The FCC also filed a motion to move the case from the Sixth Circuit in Cincinnati to the D.C. Circuit in Washington.

Ted Hearn FCC Refuses to Stay Net Neutrality Rules, Setting Up Court Battle Screenshot: FCC Chairwoman Jessica Rosenworcel taking questions in Washington

WASHINGTON, June 7, 2024 – The Federal Communications Commission on Friday refused to suspend its Net Neutrality rules while pending judicial review, a setback for Internet Service Providers that claimed the rules violated the law and inflicted serious financial harm.

Without a judicial stay, the FCC rules adopted under Chairwoman Jessica Rosenworcel are scheduled to take effect on July 22, 2024. Among other things, the rules generally bar ISPs from blocking and throttling lawful content or accepting payment for prioritizing content.

In related development, the FCC filed a motion Friday seeking to move the Net Neutrality litigation to the D.C. Circuit in Washington. Earlier in the week, the Sixth Circuit in Cincinnati was chosen by lottery to hear the case.

Last Friday, major ISP organizations, including USTelecom – The Broadband Association, NCTA – The Internet & Television Association, and CTIA – The Wireless Association, requested the stay from the FCC, adding that it wanted a response by today to give a federal court time to consider a judicial stay prior to July 22.

The FCC’s order was issued by Trent Harkrader, chief of the FCC’s Wireline Competition Bureau. Issuing the stay would have put the rules on hold potentially for years.
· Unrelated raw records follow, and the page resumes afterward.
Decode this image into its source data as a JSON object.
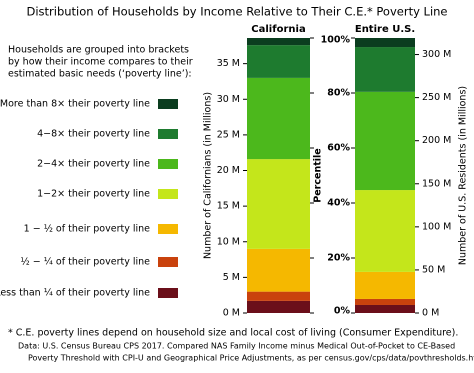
{
  "title": "Distribution of Households by Income Relative to Their C.E.* Poverty Line",
  "legend_title": [
    "Households are grouped into brackets",
    "by how their income compares to their",
    "estimated basic needs (‘poverty line’):"
  ],
  "notes": [
    "* C.E. poverty lines depend on household size and local cost of living (Consumer Expenditure).",
    "Data: U.S. Census Bureau CPS 2017. Compared NAS Family Income minus Medical Out-of-Pocket to CE-Based",
    "Poverty Threshold with CPI-U and Geographical Price Adjustments, as per census.gov/cps/data/povthresholds.html."
  ],
  "chart_data": [
    {
      "type": "stacked-bar",
      "categories": [
        "California"
      ],
      "ylabel": "Number of Californians (in Millions)",
      "ylim": [
        0,
        38.6
      ],
      "yticks": [
        {
          "value": 0,
          "label": "0 M"
        },
        {
          "value": 5,
          "label": "5 M"
        },
        {
          "value": 10,
          "label": "10 M"
        },
        {
          "value": 15,
          "label": "15 M"
        },
        {
          "value": 20,
          "label": "20 M"
        },
        {
          "value": 25,
          "label": "25 M"
        },
        {
          "value": 30,
          "label": "30 M"
        },
        {
          "value": 35,
          "label": "35 M"
        }
      ],
      "y2label": "Percentile",
      "y2lim": [
        0,
        100
      ],
      "y2ticks": [
        {
          "value": 0,
          "label": "0%"
        },
        {
          "value": 20,
          "label": "20%"
        },
        {
          "value": 40,
          "label": "40%"
        },
        {
          "value": 60,
          "label": "60%"
        },
        {
          "value": 80,
          "label": "80%"
        },
        {
          "value": 100,
          "label": "100%"
        }
      ],
      "series": [
        {
          "name": "Less than ¼ of their poverty line",
          "color": "#6b0f1a",
          "values": [
            1.7
          ]
        },
        {
          "name": "½ − ¼ of their poverty line",
          "color": "#c9420d",
          "values": [
            1.3
          ]
        },
        {
          "name": "1 − ½ of their poverty line",
          "color": "#f5b800",
          "values": [
            6.0
          ]
        },
        {
          "name": "1−2× their poverty line",
          "color": "#c4e61b",
          "values": [
            12.6
          ]
        },
        {
          "name": "2−4× their poverty line",
          "color": "#4cb81c",
          "values": [
            11.4
          ]
        },
        {
          "name": "4−8× their poverty line",
          "color": "#1e7b2f",
          "values": [
            4.6
          ]
        },
        {
          "name": "More than 8× their poverty line",
          "color": "#0b3d1f",
          "values": [
            1.0
          ]
        }
      ]
    },
    {
      "type": "stacked-bar",
      "categories": [
        "Entire U.S."
      ],
      "ylabel": "Number of U.S. Residents (in Millions)",
      "ylim": [
        0,
        319.2
      ],
      "yticks": [
        {
          "value": 0,
          "label": "0 M"
        },
        {
          "value": 50,
          "label": "50 M"
        },
        {
          "value": 100,
          "label": "100 M"
        },
        {
          "value": 150,
          "label": "150 M"
        },
        {
          "value": 200,
          "label": "200 M"
        },
        {
          "value": 250,
          "label": "250 M"
        },
        {
          "value": 300,
          "label": "300 M"
        }
      ],
      "series": [
        {
          "color": "#6b0f1a",
          "values": [
            9.3
          ]
        },
        {
          "color": "#c9420d",
          "values": [
            7.0
          ]
        },
        {
          "color": "#f5b800",
          "values": [
            31.4
          ]
        },
        {
          "color": "#c4e61b",
          "values": [
            95.0
          ]
        },
        {
          "color": "#4cb81c",
          "values": [
            114.0
          ]
        },
        {
          "color": "#1e7b2f",
          "values": [
            52.0
          ]
        },
        {
          "color": "#0b3d1f",
          "values": [
            10.5
          ]
        }
      ]
    }
  ]
}
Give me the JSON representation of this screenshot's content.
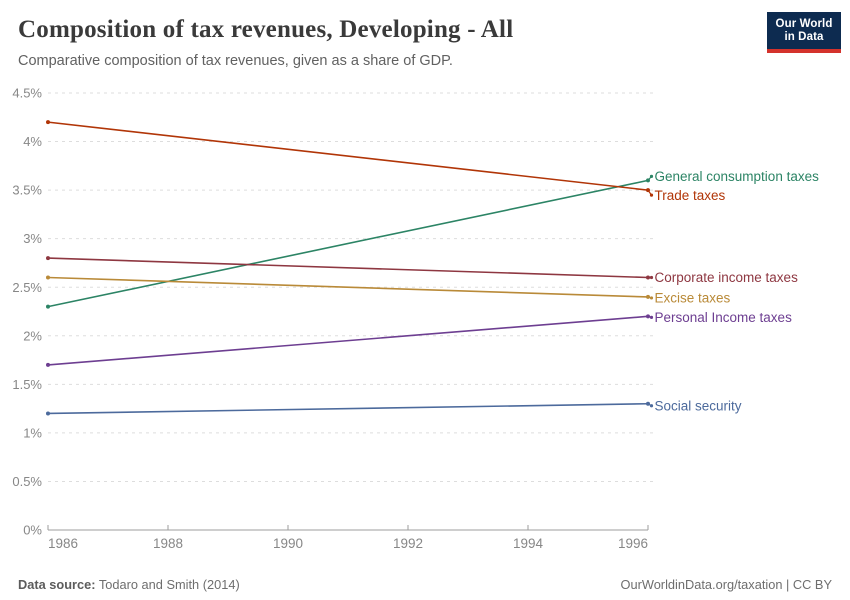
{
  "header": {
    "title": "Composition of tax revenues, Developing - All",
    "subtitle": "Comparative composition of tax revenues, given as a share of GDP."
  },
  "logo": {
    "line1": "Our World",
    "line2": "in Data",
    "bg": "#0d2b50",
    "accent": "#d4322c"
  },
  "footer": {
    "datasource_label": "Data source:",
    "datasource_value": " Todaro and Smith (2014)",
    "right": "OurWorldinData.org/taxation | CC BY"
  },
  "chart_data": {
    "type": "line",
    "x": [
      1986,
      1996
    ],
    "xlim": [
      1986,
      1996
    ],
    "ylim": [
      0,
      4.5
    ],
    "xticks": [
      1986,
      1988,
      1990,
      1992,
      1994,
      1996
    ],
    "yticks": [
      0,
      0.5,
      1,
      1.5,
      2,
      2.5,
      3,
      3.5,
      4,
      4.5
    ],
    "grid": true,
    "legend_position": "right-inline-labels",
    "unit": "%",
    "series": [
      {
        "name": "General consumption taxes",
        "color": "#2C8465",
        "values": [
          2.3,
          3.6
        ],
        "label_dy": -4
      },
      {
        "name": "Trade taxes",
        "color": "#B13507",
        "values": [
          4.2,
          3.5
        ],
        "label_dy": 5
      },
      {
        "name": "Corporate income taxes",
        "color": "#8E3741",
        "values": [
          2.8,
          2.6
        ],
        "label_dy": 0
      },
      {
        "name": "Excise taxes",
        "color": "#B98A38",
        "values": [
          2.6,
          2.4
        ],
        "label_dy": 1
      },
      {
        "name": "Personal Income taxes",
        "color": "#6D3E91",
        "values": [
          1.7,
          2.2
        ],
        "label_dy": 1
      },
      {
        "name": "Social security",
        "color": "#4C6A9C",
        "values": [
          1.2,
          1.3
        ],
        "label_dy": 2
      }
    ],
    "axis_color": "#9d9d9d",
    "grid_color": "#dddddd",
    "tick_label_color": "#878787"
  }
}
In the order, Harkrader said the ISPs’ stay request failed to meet the necessary standards, such as irreparable harm and likelihood of prevailing on the merits.

“The party requesting a stay bears the burden of showing that the circumstances justify an exercise of that discretion. Petitioners have failed to meet that burden,” Harkrader said.
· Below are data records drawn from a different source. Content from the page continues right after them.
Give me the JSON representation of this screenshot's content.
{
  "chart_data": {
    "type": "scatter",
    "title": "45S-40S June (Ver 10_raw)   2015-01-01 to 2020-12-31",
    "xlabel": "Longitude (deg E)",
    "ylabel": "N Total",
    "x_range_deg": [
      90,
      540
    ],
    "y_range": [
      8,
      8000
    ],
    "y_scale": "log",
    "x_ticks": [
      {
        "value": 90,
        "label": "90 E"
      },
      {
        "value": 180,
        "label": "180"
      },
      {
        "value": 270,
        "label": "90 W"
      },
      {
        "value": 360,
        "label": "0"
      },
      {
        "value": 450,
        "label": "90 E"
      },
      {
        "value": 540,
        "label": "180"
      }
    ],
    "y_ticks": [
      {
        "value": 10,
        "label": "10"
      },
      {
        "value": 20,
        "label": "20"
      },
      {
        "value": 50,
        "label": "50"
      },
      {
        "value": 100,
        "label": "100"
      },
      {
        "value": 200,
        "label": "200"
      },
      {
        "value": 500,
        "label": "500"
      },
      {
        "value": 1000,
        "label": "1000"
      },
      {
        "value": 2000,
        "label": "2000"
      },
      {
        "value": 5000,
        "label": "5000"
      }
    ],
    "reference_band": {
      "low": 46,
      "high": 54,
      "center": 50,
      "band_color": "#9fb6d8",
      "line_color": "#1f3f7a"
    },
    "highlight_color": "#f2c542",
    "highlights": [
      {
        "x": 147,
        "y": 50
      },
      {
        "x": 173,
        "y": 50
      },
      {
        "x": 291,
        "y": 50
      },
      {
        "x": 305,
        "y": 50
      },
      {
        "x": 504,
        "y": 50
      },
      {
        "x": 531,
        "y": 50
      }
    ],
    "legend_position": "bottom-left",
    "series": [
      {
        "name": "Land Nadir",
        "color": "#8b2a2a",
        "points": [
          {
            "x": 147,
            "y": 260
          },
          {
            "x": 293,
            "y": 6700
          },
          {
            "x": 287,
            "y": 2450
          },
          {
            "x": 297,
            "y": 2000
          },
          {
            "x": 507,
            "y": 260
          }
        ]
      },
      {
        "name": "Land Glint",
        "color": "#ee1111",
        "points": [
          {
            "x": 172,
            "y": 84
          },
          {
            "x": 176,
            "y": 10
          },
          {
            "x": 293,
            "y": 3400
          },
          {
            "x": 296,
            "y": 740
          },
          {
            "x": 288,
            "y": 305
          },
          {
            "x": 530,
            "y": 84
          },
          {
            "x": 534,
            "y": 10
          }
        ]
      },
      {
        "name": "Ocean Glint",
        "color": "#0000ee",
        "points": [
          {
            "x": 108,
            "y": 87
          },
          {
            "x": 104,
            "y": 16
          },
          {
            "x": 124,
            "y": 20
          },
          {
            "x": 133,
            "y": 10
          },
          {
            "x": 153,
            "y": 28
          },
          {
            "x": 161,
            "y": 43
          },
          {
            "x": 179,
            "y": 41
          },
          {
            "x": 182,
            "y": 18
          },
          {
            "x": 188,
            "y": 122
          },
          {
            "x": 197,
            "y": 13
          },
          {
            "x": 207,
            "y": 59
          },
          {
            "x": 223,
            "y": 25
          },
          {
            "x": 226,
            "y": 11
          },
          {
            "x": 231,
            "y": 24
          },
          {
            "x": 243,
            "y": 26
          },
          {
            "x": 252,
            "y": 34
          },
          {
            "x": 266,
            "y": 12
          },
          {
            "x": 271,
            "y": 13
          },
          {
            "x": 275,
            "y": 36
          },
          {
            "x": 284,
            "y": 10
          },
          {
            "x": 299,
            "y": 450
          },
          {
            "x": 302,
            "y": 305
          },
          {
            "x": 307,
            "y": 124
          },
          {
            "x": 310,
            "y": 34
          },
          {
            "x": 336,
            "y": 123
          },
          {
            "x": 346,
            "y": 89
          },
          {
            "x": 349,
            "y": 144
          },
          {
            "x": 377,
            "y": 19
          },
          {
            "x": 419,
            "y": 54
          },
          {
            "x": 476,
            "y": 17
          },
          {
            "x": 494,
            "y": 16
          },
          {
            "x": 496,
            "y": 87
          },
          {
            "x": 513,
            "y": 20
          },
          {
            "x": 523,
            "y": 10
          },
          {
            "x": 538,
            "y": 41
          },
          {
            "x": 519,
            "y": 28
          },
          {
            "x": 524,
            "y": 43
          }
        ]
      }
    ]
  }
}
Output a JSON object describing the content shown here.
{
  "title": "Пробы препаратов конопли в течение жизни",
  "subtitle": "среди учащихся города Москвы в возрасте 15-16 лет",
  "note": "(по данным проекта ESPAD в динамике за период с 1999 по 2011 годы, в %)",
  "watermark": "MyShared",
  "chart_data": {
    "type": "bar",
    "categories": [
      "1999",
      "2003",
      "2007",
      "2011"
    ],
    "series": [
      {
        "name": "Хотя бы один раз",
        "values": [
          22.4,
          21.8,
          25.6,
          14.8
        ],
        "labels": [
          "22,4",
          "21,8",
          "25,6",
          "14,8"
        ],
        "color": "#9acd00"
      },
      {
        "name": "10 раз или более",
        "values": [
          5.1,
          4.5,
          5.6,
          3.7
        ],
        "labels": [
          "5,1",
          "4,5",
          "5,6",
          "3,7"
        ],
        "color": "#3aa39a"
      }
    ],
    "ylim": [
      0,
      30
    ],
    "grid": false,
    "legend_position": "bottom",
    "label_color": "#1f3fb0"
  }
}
The FCC’s new Net Neutrality rules are similar to the ones adopted in 2015 and affirmed by the U.S. Court of Appeals for the D.C. Circuit.

In challenging the new rules, ISPs are planning to say the FCC has violated the Supreme Court’s Major Questions Doctrine – a new judicial canon that requires the FCC to receive clear authorization from Congress to adopt rules of vast economic and political significance.

In his order, Harkrader said the agency did not believe the Major Questions Doctrine was applicable.

“Because the [Net Neutrality] Order simply follows the best reading of the statute, the major-questions doctrine should not come into play in this context at all,” he said.

In the motion to move the case to the D.C. Circuit, the FCC said such a step was justified because the Washington court had reviewed several Net Neutrality orders issued by the FCC going back many years.

“If litigation were to proceed in [the Sixth Circuit], instead of the D.C. Circuit, the [Sixth Circuit] and the parties would need to expend considerable effort to walk the same ground paved by the past 16 years of litigation in the D.C. Circuit,” the FCC said.

The Sixth Circuit has Republican leanings. Among the judges listed on the court’s website as still active, 10 were appointed by Republicans and six by Democrats in the White House.

This story was updated at 8 p.m. on June 7, 2024 to include that the FCC on Friday filed a motion to move the Net Neutrality case from the Sixth Circuit to the D.C. Circuit.